Warning: This post contains talk of tears and periods — or lack thereof, birth control and babies. And hope. It also talks about hope. If you don’t want the details, mouse on by.
Sometimes the scary reality of not taking care of myself for the majority of my life creeps up and smacks me in the face. Like, when Mr. B and I talk about one day starting a family.
For the most part, I just act like everything will work out and be normal and — voìla! — “and then comes the baby in the baby carriage.”
And, for the most part, I believe it will happen that way — when the time is right.
But, in truth, deep down in those secret places no one dares go, I’m scared. And a few recent tearful conversations with Mr. B (and with myself) have revealed that. To both of us, I think. I wasn’t sure where it was coming from. But upon further reflection, this is what I think it is:
I’m scared that 27 years of neglect and abuse have scarred my body in irreversible ways.
And I don’t think this is another one of my irrational worries (trust me, I have many — just ask my husband*).
I mean, for years and years, I had irregular periods that my doctor was certain were due to my obesity. It was so bad that it required me to take birth control to regulate my cycle. Because, one year I’d have one period. The next? I’d have one that lasted for a whole month. It was miserable. And awkward. And uncomfortable. And, thank goodness!, birth control helped me lead a normal life where I didn’t have to worry about spontaneous bleeding and embarrassing situations.
But it never felt 100 percent right. My body, my mind never felt right about relying on some kind of chemical to take the place of a healthy, active life. (Though I am so, so thankful that I had that option, that all women have that option.)
I’ve been on birth control for many, many years. So, much like a “normal weight,” I don’t know what a “normal period” is for me. Ask me how long my cycle is, and all I can tell you is where I’m at in the pill pack. I still am grossly uninformed on the “natural” things my body is supposed to do. As women, we’re told to “know our bodies” and understand our cycles. But, for me, at this point, I just … don’t.
My doctor was certain the irregular — or missing — periods were a symptom of my obesity. But, what if it was more than that? What if the birth control was simply putting a bandage on a symptom of a (much?) bigger issue? What if being obese for so long ruined my chances at a normal, healthy pregnancy? What if my uterus is “broken?” What if I’m … broken?
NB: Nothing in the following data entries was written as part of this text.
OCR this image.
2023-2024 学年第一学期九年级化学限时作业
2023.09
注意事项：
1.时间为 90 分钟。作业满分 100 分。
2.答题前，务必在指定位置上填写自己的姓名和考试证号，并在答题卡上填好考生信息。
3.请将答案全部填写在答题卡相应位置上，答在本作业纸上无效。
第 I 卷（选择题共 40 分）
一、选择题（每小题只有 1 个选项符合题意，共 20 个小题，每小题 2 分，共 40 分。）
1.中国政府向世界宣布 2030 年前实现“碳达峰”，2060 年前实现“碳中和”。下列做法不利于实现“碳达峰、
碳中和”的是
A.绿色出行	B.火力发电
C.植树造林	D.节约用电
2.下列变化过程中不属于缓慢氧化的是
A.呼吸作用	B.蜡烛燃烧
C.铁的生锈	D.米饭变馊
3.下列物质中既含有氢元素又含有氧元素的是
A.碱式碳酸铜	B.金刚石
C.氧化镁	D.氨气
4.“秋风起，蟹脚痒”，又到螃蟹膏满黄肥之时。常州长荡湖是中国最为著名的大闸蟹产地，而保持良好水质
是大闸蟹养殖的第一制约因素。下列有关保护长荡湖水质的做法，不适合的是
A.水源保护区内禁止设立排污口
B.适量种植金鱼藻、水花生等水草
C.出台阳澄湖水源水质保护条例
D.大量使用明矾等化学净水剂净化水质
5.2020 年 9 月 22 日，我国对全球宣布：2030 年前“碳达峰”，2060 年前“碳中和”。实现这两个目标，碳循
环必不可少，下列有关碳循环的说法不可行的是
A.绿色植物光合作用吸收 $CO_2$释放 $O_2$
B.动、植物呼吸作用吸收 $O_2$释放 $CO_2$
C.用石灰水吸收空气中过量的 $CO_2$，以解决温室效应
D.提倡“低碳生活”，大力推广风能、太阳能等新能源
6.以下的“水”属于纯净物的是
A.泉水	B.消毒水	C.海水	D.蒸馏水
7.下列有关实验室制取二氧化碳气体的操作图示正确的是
Of course, these are all just thoughts and fears that fill my mind while we’re playing the waiting game. I have no medical advice or expertise to back up any of my fears (irrational or not). But, I have a doctor’s appointment in January: my “open house.” Where normal talks of annual exams will be replaced by questions about future plans and “have I?” and “can I?” and “should we?” and “when do I?” and “what if?” These visits aren’t ever fun. But, these new questions I have to have answered (for my peace of mind) add another level of anxiety for me.
Mr. B and I have so much love in our lives — so much overflowing-growing-light-up-our-lives love — and we’re so looking forward to sharing that with a kiddo(s) — when the time comes. Until then, we wait. And look forward with hope for the day we’re blessed with a kid or two to love.
The good news is, though, part of the fun in having kids is in that whole “trying to make them” bit. And, as long as we’re waiting … might as well
take a roll in the make hay while the sun shines.
On a lighter note, there is one other thing that “worries” me about trying to start a family: I come from a family of breeders. I mean, really, my whole family is very good at breeding.
“I have 27 first cousins. Just 27 first cousins alone! And my whole family is big and loud. And everybody is in each other’s lives and business. All the time! Like, you never just have a minute alone, just to think, ‘Cause we’re always together, just eating, eating, eating! The only other people we know are Greeks, ’cause Greeks marry Greeks to breed more Greeks, to be loud breeding Greek eaters.” ~”My Big Fat Greek Wedding” (While we’re not Greek, this is my family — in a nutshell.)
While I say this with a light heart, in all seriousness, it’s true. I come from a big family. There are always (adorable) kiddos running around, and at most family functions we have to eat in shifts — or standing or walking around. So, maybe our family’s luck has run out — maybe we’ve been blessed with as many kids as we’re allowed to have. Maybe, like in so many other familial areas, I’ll be the black sheep. (OK, this one might be a little irrational. I need another hobby.)
*It’s still ohmigosh-I-can’t-believe-it weird to call him that!